Source: Bloomberg
ECB on Monday will proceed to buying government bonds for designing the money, even though his own forecasts indicate an improvement in the economic situation of the euro area.
As of Monday, the European Central Bank will dedicate to the purchase of assets for designing the money, or so. program of quantitative easing (QE), and 60 billion euros a month, instead of 13 billion, as in the past few months.
The decision to extend QE, the Governing Council of the ECB decided in January, but only at the Thursday meeting Nicosia (Cyprus) stated when this happens. Dispelled a few other concerns regarding this program.
Optimistic forecasts
Some economists feared that the Governing Council may lose the will to stimulate the economy of the euro area in relation to the visible recently upturn. That has not happened, but the latest ECB forecasts of economists – that members of the decision-making body met before Thursday’s meeting – confirm that the eurozone economy is accelerating. Its GDP is expected to rise this year by 1.5 per cent., And not by 1 percent., As suggested by the ECB in December forecast. In the next two years, growth has accelerated to 1.9 and 2.1 percent. It needs clearly more optimistic than the median forecast of economists surveyed by Bloomberg agencies, according to which the Eurozone GDP will grow this year by 1.2 per cent., And in 2016 and 2017. About 1.5-1.6 percent.
The ECB economists see a chance to go back next year consumer price growth to the target of the institution, or to just below 2 percent. per year. On average, in 2016. Inflation is expected to be 1.5 per cent., While in February prices fell by 0.3 percent. year on year.

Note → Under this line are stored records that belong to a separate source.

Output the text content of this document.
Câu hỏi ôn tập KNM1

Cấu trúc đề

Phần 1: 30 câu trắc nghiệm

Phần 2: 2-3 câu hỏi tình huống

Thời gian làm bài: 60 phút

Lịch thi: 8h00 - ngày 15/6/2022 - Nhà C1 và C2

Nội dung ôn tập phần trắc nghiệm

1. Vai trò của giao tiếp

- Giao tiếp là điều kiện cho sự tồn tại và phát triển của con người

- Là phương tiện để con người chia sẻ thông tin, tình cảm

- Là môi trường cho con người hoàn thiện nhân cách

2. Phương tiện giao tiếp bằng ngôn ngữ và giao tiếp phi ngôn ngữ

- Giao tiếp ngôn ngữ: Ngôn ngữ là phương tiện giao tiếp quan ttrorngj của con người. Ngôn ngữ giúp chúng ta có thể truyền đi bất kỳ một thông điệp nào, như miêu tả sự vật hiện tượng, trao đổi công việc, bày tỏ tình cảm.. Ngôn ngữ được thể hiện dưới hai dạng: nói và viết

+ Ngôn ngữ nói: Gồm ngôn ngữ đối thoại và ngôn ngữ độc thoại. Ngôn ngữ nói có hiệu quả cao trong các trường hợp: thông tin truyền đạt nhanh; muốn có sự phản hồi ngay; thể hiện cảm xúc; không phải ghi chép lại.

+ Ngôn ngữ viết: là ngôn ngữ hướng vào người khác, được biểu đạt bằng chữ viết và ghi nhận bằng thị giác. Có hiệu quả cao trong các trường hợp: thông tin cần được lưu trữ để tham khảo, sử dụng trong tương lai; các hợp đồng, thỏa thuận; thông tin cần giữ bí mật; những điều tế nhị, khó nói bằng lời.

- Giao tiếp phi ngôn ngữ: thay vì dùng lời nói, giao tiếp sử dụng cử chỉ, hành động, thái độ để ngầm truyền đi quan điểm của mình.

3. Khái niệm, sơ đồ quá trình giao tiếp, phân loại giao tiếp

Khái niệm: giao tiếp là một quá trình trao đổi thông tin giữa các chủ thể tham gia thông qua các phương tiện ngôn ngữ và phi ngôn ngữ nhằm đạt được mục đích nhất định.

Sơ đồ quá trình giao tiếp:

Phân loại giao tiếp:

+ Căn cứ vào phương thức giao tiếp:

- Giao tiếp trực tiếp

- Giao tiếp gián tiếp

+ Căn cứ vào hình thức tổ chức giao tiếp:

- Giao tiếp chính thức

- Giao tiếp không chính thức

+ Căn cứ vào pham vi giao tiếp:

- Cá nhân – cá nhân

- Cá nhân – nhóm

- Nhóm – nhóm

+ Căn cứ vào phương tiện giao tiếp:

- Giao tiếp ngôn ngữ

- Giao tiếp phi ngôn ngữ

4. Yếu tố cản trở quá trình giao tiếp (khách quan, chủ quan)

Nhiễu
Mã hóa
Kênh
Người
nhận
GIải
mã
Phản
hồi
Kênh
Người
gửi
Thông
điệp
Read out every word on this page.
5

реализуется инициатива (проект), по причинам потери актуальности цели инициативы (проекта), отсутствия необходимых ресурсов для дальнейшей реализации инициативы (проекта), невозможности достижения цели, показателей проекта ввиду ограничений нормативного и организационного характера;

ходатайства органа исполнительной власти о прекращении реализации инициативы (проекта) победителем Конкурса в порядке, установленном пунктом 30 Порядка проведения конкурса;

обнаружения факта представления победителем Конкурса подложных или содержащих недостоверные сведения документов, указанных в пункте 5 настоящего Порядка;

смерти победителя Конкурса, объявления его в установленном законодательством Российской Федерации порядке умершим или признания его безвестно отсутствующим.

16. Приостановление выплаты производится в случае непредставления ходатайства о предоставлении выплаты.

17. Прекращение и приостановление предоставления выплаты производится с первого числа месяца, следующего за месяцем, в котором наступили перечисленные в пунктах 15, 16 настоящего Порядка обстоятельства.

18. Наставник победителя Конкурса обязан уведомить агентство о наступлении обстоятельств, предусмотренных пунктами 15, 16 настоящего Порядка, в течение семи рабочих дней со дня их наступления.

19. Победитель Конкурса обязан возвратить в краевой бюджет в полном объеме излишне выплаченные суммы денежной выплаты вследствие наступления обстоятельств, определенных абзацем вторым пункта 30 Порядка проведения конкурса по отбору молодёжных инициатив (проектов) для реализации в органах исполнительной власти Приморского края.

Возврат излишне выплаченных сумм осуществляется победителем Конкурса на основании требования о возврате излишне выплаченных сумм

In light of these predictions may seem that the ECB will be able to stop QE earlier than the end of September 2016., which indicates the initial date of completion of the program. At Thursday’s press conference president Mario Draghi noted, however, that the ECB economists optimism partly reflects the expected effectiveness of QE.
Gold may gain
In response to the message of the ECB and Draghi speech euro exchange rate against the dollar fell to its lowest level in 11 years 1.10. Apparently, market participants believe that the European QE will have performed a large scale. Earlier aroused doubts among calculation according to which the barrier will be QE insufficient supply of certain bonds, eg. Germany. The more that the ECB on Thursday warned that there will be bought up securities yielding less than the deposit rate, which currently stands at 0.2 percent. This excludes eg. German two year olds. Frankfurt institution explained, however, that in the event of shortages of some securities Eurozone central banks, which will be contractors QE will be able to replace them with bonds of some European financial institutions.
The ECB’s determination to carry out QE despite economic recovery may result in appreciation of the zloty even after Wednesday’s interest rate cut by the MPC, which was to alleviate this effect. According to Piotr Kalisz, chief economist at Citi Handlowy, it could force the MPC to break a declaration that the monetary easing cycle has been completed. For this purpose, however, the euro in gold would have to fall clearly below 4 zł. Thursday was the lowest since July last year, hovered around 4.14 zł.